Group lifecycle management

Hitachi ID Identity Manager supports full lifecycle management of group objects, including:

  1. Discovering all group objects on all target systems (this actually has available for many years).
  2. Capturing and updating metadata about groups -- risk scores, business unit, owner (when not available on target system), etc.
  3. Requests to create, move, modify or delete groups across multiple target systems, including rich metadata.
  4. Automatically calculating the membership of some groups (also in older versions).
  5. Requests for membership in other groups, including:
    1. A filtered search interface to all available groups. Policy determines what groups a given user can see in search results when formulating a request for a given recipient.
    2. The ability to compare group memberships between a recipient and model user, so as to more easily select a relevant entitlement.
    3. Recommendations for a given user, by seeing what groups that user's peer have that the user does not (yet).
  6. Controls over group membership, including maximum size, white lists (users who must be members) and black lists (users or classifications who must not be members).

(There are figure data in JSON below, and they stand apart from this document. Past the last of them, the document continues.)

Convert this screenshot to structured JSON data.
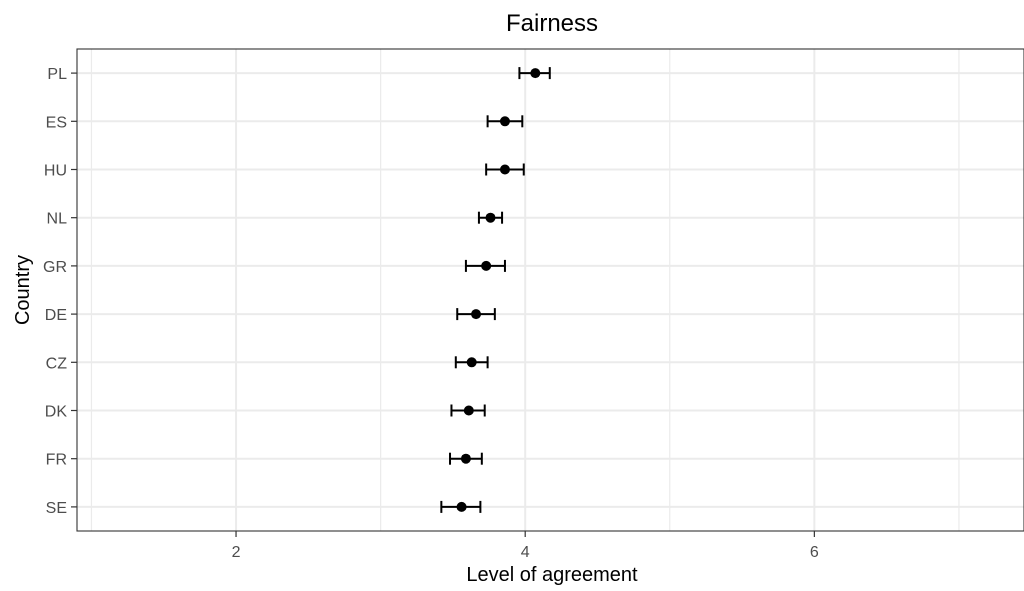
{
  "chart_data": {
    "type": "scatter",
    "title": "Fairness",
    "xlabel": "Level of agreement",
    "ylabel": "Country",
    "xlim": [
      0.9,
      7.45
    ],
    "x_ticks": [
      2,
      4,
      6
    ],
    "grid": true,
    "marker_color": "#000000",
    "categories": [
      "PL",
      "ES",
      "HU",
      "NL",
      "GR",
      "DE",
      "CZ",
      "DK",
      "FR",
      "SE"
    ],
    "values": [
      4.07,
      3.86,
      3.86,
      3.76,
      3.73,
      3.66,
      3.63,
      3.61,
      3.59,
      3.56
    ],
    "ci_low": [
      3.96,
      3.74,
      3.73,
      3.68,
      3.59,
      3.53,
      3.52,
      3.49,
      3.48,
      3.42
    ],
    "ci_high": [
      4.17,
      3.98,
      3.99,
      3.84,
      3.86,
      3.79,
      3.74,
      3.72,
      3.7,
      3.69
    ]
  }
}
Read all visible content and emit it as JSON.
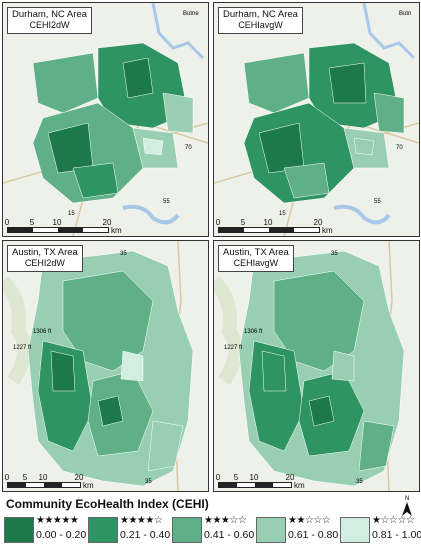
{
  "panels": [
    {
      "id": "durham-2dw",
      "title": "Durham, NC Area",
      "subtitle": "CEHI2dW",
      "scale": {
        "ticks": [
          "0",
          "5",
          "10",
          "20"
        ],
        "unit": "km"
      },
      "road_labels": [
        "70",
        "55",
        "15",
        "Butne"
      ]
    },
    {
      "id": "durham-avg",
      "title": "Durham, NC Area",
      "subtitle": "CEHIavgW",
      "scale": {
        "ticks": [
          "0",
          "5",
          "10",
          "20"
        ],
        "unit": "km"
      },
      "road_labels": [
        "70",
        "55",
        "15",
        "Butn"
      ]
    },
    {
      "id": "austin-2dw",
      "title": "Austin, TX Area",
      "subtitle": "CEHI2dW",
      "scale": {
        "ticks": [
          "0",
          "5",
          "10",
          "20"
        ],
        "unit": "km"
      },
      "road_labels": [
        "1306 ft",
        "1227 ft",
        "35",
        "35"
      ]
    },
    {
      "id": "austin-avg",
      "title": "Austin, TX Area",
      "subtitle": "CEHIavgW",
      "scale": {
        "ticks": [
          "0",
          "5",
          "10",
          "20"
        ],
        "unit": "km"
      },
      "road_labels": [
        "1306 ft",
        "1227 ft",
        "35",
        "35"
      ]
    }
  ],
  "legend": {
    "title": "Community EcoHealth Index (CEHI)",
    "classes": [
      {
        "stars": "★★★★★",
        "range": "0.00 - 0.20",
        "color": "#1c7a4a"
      },
      {
        "stars": "★★★★☆",
        "range": "0.21 - 0.40",
        "color": "#2e9461"
      },
      {
        "stars": "★★★☆☆",
        "range": "0.41 - 0.60",
        "color": "#5fb087"
      },
      {
        "stars": "★★☆☆☆",
        "range": "0.61 - 0.80",
        "color": "#98cfb2"
      },
      {
        "stars": "★☆☆☆☆",
        "range": "0.81 - 1.00",
        "color": "#d2eee0"
      }
    ]
  },
  "north_arrow_label": "N"
}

Group membership management

Identity Manager can manage membership in existing groups and automatically detects new groups, which can subsequently be enabled (manually or automatically) for Identity Manager management.

Group membership management can be driven by multiple processes, including:

  • Calculated membership (typically based on identity attributes);
  • Self-service and delegated requests, with or without approval;
  • Access certification (event-triggered and scheduled);
  • Role based assignment (assign roles, automatically assign/revoke groups in those roles);
  • Segregation of duties policy (between groups, roles, accounts);
  • Out-of-band change detection (followed by alert or undo);
  • Reporting (ad-hoc and scheduled).

Requests for group membership are often difficult for users to articulate. Users want to access a "thing" -- a share, folder, application or screen and they may not understand that this access right is linked to a group, or what group is needed. Identity Manager addresses this fundamental usability problem with a set of capabilities:

  1. Groups can be aggregated into roles, with more business-friendly names and descriptions. Users can be assigned roles automatically (for example, based on identity attributes) or may request roles for themselves or others.
  2. A search mechanism is provided for groups, allowing a requester to find a suitable group by guessing keywords in its name or description.
  3. A requester may be permitted to compare the group memberships of an intended recipient with the group memberships already held by a model user. The requester can then select some or all of the groups that the model has but which the recipient does not yet have.
  4. "Access denied" errors on key systems, such as the Windows client (when trying to open share, folders, etc.) or a SharePoint site can be intercepted. An alternate user interface is presented to the user, with a link to the appropriate group-request page.

Group membership changes can also be formulated from the perspective of groups, rather than users. i.e., "add these users to these groups" or "remove this child group from this parent group."